An Interview With Parkinson’s Advocate A.C. Woolnough
A.C. Woolnough is a second-generation Person with Parkinson’s. He was a public school educator (teacher and principal) for 38 years. A.C. writes a monthly column about his journey with PD. He travels as a research advocate and promotes the 2019 World Parkinson Congress (Kyoto, Japan). Married to his care partner, Pamela, they have four sons and five grandchildren. That’s one of the reasons A.C. is so passionate about being involved. It is his hope and dream that PD will be a thing of the past by the time they grow up.
Describe your Parkinson’s diagnosis journey
I was first exposed to Parkinson’s more than 50 years ago. The owner of our apartment building became good friends with our family—and I watched Roy steadily decline over a few years with his PD. Fast forward 30 years and I saw my dad start to slow down with tremors, stooped posture, shuffling gait and soft voice. Turn the clock forward another 20 years and I watched a slight tremor in my left arm start to get more pronounced. My primary care physician that it would go away; then he thought it was essential/familial tremor; then he referred me to a neurologist—a sleep specialist. I finally saw a movement disorder specialist who gave me the official diagnosis. What surprised me the most is that it was so unfair. I’ve tried to live my life according to the golden rule, but Parkinson’s simply doesn’t care.
If you had to pick one, which area of your life has been most affected by PD?

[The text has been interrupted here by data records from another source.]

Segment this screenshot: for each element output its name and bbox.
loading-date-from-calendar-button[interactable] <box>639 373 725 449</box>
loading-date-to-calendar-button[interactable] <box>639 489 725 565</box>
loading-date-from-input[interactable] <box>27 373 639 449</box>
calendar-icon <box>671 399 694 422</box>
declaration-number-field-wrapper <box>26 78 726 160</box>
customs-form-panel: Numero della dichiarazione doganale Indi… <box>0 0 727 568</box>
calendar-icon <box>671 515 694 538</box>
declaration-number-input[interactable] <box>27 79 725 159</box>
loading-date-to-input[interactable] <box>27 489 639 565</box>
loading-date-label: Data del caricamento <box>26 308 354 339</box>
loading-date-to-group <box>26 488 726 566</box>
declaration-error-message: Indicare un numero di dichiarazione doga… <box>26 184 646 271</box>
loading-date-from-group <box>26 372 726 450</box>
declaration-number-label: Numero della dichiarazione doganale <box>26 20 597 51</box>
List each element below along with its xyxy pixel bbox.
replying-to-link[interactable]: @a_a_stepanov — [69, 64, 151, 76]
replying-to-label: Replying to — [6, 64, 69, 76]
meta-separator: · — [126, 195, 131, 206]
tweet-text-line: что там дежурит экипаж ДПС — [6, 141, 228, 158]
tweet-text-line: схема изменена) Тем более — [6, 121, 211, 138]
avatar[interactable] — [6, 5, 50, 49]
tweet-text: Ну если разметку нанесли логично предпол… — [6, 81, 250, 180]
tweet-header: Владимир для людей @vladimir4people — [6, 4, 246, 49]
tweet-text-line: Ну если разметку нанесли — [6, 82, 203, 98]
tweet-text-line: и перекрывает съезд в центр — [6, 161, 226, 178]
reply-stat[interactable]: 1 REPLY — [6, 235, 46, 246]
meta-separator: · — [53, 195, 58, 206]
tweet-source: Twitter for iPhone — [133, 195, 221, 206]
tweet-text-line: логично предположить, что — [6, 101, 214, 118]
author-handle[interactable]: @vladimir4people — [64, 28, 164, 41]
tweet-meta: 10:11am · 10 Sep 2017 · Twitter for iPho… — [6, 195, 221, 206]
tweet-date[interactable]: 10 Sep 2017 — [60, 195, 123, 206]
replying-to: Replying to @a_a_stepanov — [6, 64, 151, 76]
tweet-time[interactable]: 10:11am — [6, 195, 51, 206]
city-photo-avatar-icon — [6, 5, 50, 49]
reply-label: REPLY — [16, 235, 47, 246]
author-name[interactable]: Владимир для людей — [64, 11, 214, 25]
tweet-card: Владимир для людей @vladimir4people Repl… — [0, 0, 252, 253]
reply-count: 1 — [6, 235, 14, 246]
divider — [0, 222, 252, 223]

The area of my life that has been the most affected is how different my retirement has been from what I expected—which was golf, reading, TV and mowing the law when I had to. Instead of a slothful existence, I now had something to do. I began attending conferences—and then presenting at some. I have participated in over 20 studies and given blood, spinal fluid, tissue samples, saliva and images of my brain. I became involved with the Parkinson’s Foundation (formerly PDF and NPF) as a member of the Advisory Council; I write a monthly PD column in a local magazine; lead a support group; and was recently selected as an Ambassador for the 5th World Parkinson Conference (Kyoto, Japan) in 2019. In other words, I now have a nearly full-time job as an advocate for PD—and it feels great.
How do you explain what it means to have PD?
I explain PD with the metaphor of a snowflake. No two are alike. Given the many motor and non-motor symptoms, we all have a different combination and each of us have our unique version of the disease. Or, as my grandkids say, I can make a milkshake without a blender. It’s important to have a positive attitude and be able to laugh.
What’s one thing you’ve learned throughout your PD journey that you want others to know?
Of critical importance is to have the right doctor—in this case, a movement disorder specialist (a neurologist with an extra two years of training). Also vital is movement—keep moving so you can keep moving. As a hiker on the Pacific Crest Trail told me: You do because you can, and you can because you do. Let that sink in—it’s a true kernel of Zen wisdom.
As an active advocate in the PD community, what do you feel has given you the greatest sense of accomplishment?
My greatest sense of accomplishment is a combination of participating in research and encouraging others to do so. How else will we discover better treatment and therapies; how else will we slow the progression of the disease; how else will we find a cure? Another of my guiding principles are the words associated with Rabbi Hillel: If not me, who? If not now, when?